The Motley Fool Discussion Boards
Investing/Strategies / Retirement Investing
|Subject: Cashing Out of Pension Plan?||Date: 7/18/2001 2:17 AM|
|Author: dwolf107||Number: 30819 of 76601|
My previous employer has offered me the option of cashing out of their pension program. I am new to investing on my own and a trusted friend referred me to a financial advisor who told me that I could get a better return on my money by cashing out and investing in 5 different mutual funds managed by American Funds.

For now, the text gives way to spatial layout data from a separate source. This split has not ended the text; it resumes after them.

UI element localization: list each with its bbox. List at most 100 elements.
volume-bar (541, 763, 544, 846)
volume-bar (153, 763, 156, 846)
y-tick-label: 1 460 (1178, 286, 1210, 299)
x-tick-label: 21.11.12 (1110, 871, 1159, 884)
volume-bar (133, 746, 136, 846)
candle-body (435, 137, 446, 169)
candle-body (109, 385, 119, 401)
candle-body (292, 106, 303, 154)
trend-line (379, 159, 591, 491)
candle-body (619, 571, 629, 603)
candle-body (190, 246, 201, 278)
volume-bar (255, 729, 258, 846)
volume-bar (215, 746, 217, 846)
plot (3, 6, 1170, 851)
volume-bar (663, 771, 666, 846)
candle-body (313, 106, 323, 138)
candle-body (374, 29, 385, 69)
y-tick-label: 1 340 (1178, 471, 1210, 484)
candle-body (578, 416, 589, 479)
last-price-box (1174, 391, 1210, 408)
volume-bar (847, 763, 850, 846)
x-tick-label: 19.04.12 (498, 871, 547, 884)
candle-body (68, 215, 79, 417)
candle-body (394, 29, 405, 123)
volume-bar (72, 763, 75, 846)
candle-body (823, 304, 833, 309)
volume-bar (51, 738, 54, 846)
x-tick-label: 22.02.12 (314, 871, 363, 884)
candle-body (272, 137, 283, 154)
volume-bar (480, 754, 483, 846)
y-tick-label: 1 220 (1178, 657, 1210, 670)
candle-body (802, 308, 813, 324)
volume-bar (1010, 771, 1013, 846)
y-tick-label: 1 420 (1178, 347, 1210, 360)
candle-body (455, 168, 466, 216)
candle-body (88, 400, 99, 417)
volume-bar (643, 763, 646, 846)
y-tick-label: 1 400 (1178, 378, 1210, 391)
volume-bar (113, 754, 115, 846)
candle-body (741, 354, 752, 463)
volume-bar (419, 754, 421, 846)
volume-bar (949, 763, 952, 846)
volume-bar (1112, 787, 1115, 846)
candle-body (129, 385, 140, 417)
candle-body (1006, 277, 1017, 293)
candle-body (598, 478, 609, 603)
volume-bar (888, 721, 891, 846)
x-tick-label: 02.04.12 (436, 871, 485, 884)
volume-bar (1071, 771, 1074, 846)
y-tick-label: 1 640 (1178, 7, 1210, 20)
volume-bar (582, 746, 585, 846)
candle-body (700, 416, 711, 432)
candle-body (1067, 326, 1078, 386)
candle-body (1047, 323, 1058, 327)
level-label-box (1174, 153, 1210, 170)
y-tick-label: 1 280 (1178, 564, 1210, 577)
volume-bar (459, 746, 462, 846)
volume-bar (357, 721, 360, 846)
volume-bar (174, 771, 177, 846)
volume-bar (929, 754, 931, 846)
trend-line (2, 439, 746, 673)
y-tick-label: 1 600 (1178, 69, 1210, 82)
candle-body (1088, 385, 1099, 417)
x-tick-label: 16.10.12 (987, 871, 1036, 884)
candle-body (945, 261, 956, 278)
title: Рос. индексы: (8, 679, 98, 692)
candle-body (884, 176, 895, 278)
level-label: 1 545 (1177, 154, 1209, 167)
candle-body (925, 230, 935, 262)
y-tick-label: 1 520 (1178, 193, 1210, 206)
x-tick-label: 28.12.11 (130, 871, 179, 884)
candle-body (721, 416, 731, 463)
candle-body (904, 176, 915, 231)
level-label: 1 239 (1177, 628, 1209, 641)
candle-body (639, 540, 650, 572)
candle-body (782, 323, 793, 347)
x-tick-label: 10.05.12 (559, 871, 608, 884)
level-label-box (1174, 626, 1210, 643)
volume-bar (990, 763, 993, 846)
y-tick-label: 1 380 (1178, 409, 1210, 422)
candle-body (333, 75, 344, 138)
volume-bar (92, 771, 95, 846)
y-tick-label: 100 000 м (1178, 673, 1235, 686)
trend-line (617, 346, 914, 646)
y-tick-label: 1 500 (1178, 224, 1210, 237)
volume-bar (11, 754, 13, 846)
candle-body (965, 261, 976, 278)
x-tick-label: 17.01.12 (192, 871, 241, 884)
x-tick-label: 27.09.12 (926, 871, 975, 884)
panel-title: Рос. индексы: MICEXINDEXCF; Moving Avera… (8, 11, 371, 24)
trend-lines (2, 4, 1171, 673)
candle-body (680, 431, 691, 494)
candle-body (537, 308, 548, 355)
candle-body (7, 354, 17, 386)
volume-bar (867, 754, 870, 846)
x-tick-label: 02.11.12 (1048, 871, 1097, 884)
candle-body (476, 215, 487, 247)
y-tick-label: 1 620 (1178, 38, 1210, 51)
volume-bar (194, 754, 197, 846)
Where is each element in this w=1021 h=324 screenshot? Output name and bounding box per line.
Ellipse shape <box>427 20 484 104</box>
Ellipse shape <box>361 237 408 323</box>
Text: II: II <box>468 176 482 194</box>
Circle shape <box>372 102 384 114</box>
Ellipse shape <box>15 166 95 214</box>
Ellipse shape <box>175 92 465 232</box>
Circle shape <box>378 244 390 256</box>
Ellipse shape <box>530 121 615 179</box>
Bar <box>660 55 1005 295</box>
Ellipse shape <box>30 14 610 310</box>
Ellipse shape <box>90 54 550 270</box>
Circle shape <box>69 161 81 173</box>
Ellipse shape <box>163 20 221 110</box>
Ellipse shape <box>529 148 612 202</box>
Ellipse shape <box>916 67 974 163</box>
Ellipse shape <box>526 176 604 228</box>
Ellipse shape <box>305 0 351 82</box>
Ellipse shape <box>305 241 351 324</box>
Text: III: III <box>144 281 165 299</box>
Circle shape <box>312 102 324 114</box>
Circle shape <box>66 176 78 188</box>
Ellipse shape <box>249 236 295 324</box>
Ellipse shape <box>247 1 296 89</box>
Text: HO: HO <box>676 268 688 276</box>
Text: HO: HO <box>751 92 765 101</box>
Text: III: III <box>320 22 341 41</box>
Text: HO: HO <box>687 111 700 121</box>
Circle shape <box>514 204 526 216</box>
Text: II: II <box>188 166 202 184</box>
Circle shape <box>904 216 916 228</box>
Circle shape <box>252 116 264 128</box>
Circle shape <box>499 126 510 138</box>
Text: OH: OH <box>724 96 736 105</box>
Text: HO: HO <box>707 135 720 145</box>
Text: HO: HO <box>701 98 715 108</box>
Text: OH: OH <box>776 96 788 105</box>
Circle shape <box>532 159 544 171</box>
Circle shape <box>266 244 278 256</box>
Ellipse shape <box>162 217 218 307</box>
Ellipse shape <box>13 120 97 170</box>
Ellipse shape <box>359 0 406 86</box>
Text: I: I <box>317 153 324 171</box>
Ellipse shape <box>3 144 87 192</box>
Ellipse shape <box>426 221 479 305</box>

Would it be better for me to avoid the financial advisor and invest the money in some type of index fund, or does American Fund have good products? How do I go about making this type of decision?
Here are the particulars:
1. My previous employer was Time Warner (now AOL Time Warner). They have a pension and a 401K program. My 401K account is still intact and I don't have any immediate plans to move it. However, I am considering their offer to cash out of the pension program.
2. I am about 18-20 years away from retirement.
3. In all five cases, each American Funds prospectus contains a table showing the average annual total returns for one year, five years, ten years, and the lifetime of the fund. Two of the funds had disastrous years in 2000. However, the lifetime average in all five cases ranges from 12.92% to 17.79%.
4. I'm not clear on how to asses the fees, loads, and commissions. It appears to depend on which class of shares you purchase. In particular, I'm looking at the a) EuroPacific Growth Fund (77% outside the US and 33% inside the US), b) Smallcap World Fund (worldwide companies with less than $1.5 billion in outstanding shares), c) Growth Fund of America (a variety of worldwide companies), d) Fundamental Investors (companies that have a commitment to R&D, among other characteristics), and e) the Washington Mutual Investors Fund (blue chip companies).
5. I'm just getting into investing but haven't much reading about it nor do I have a great deal of time to do so. I've read the introductory material at the Fool web site and understand what steps must be taken, but haven't done any of it yet. For one thing, other than investing the retirement money from Time Warner I don't have enough money saved up for emergencies before I can start investing the rest. This has always been a desire of mine, but with a family and living off one income we've never been able to save more than two months worth of income as a reserve.
6. I am aware that the money coming out of the retirement account will have to go into an IRA so I don't have to pay income taxes on it now.